The sectors setting the pace include professional services (95 percent), financial services (93 percent) and healthcare (92 percent). However, despite these ambitious developments, McKinsey reports that three quarters of transformation initiatives will not reach their planned goals.
Respondents to IDG’s survey reported that major obstacles to successful transformation include insufficient budget, lack of staff with the right skill sets, the need to replace legacy systems, and cultural issues.
In fact, many IT leaders commented that “adapting the workforce to digital is slower than adapting the technology.” The report suggests that organizations are still in the process of determining roles and responsibilities while adapting the culture of the organization to the new digital-first environment.
Cultural issues are likely to be more prevalent in traditional industries, according to IDG’s survey, which found that 95 percent of start-ups have digital business plans compared to 87 percent of traditional enterprises founded 50 years ago or later. And, 55 percent of startups have already adopted a digital business strategy compared to 38 percent of traditional enterprises.

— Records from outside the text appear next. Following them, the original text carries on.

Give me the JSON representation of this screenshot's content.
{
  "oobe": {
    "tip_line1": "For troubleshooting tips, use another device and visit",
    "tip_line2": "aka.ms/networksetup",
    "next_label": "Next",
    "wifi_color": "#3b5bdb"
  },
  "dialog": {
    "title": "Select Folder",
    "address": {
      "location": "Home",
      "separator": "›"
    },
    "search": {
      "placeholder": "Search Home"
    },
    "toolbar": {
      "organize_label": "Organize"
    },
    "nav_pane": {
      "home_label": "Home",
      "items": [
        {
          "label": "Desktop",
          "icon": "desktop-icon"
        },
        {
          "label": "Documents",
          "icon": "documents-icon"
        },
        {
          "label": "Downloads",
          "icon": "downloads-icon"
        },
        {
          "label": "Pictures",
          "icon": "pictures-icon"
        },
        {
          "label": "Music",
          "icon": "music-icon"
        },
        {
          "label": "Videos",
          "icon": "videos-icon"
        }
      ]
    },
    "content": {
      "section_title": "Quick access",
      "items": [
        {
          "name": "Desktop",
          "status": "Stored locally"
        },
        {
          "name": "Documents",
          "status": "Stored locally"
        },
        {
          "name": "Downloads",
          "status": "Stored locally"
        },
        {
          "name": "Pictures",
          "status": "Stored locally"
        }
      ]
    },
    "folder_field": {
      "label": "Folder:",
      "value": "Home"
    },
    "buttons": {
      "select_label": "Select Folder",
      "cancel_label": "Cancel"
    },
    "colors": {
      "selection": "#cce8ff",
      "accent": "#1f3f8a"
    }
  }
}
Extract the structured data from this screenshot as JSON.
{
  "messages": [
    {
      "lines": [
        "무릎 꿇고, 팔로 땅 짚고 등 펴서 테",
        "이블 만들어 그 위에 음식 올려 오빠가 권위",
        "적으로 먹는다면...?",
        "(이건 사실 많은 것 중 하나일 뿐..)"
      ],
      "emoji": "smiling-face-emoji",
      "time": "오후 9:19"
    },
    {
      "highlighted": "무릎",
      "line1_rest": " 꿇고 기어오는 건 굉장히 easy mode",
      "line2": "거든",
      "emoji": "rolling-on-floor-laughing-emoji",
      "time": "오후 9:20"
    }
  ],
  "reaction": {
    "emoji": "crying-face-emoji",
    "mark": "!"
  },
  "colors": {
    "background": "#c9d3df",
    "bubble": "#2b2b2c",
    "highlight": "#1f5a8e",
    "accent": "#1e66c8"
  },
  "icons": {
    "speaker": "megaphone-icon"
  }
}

Closing the Business/IT Gap
Some commentators believe that the gap between IT and business perceptions of digital transformation is also holding back progress. In some cases, IT sees transformation as a series of technology projects, while business decision makers focus on the impact of digital transformation on the customer.
That can lead to a serious disconnect between business and technical objectives. Collaborative working, shared understanding and joint objectives can go a long way to closing the gap.

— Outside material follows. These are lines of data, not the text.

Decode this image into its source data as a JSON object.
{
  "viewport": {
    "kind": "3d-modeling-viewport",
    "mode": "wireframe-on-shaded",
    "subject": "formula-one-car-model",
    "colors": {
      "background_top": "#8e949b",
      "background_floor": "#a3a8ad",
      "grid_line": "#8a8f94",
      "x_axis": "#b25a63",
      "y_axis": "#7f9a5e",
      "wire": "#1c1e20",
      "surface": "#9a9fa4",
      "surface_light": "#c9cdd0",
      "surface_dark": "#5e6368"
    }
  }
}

Even when business and IT are working together, the skills and attitudes of people can remain a barrier. On the IT side, teams may not have the right skills. Capgemini, for example, found that half of organizations surveyed reported a digital talent shortage. To overcome that, many rely on outside specialists to supplement their internal resources.
Business users may not find it easy to adjust to new ways of working. Leaders find that employees are not using the new digital tools that are available, or they may find that transformation is delivering the benefits they expected.
In some cases, expectations of immediate business value may be too high. Or, leaders have not paid attention to communicating the reasons and benefits of digital transformation to employees. Both scenarios can lead to frustration and transformation initiatives that are soon abandoned.
Step Back to Move Forward
Taking a step back may be an important first step in reversing the trend for poor results. Business and IT need to work more closely to ensure their needs and goals are in synch. Business leaders need to focus on education and awareness as a means of ensuring and accelerating adoption. And IT must either upskill their teams, particularly those from a legacy background, or work with digital specialists. In all cases, they must set realistic goals and expectations to move transformation forward.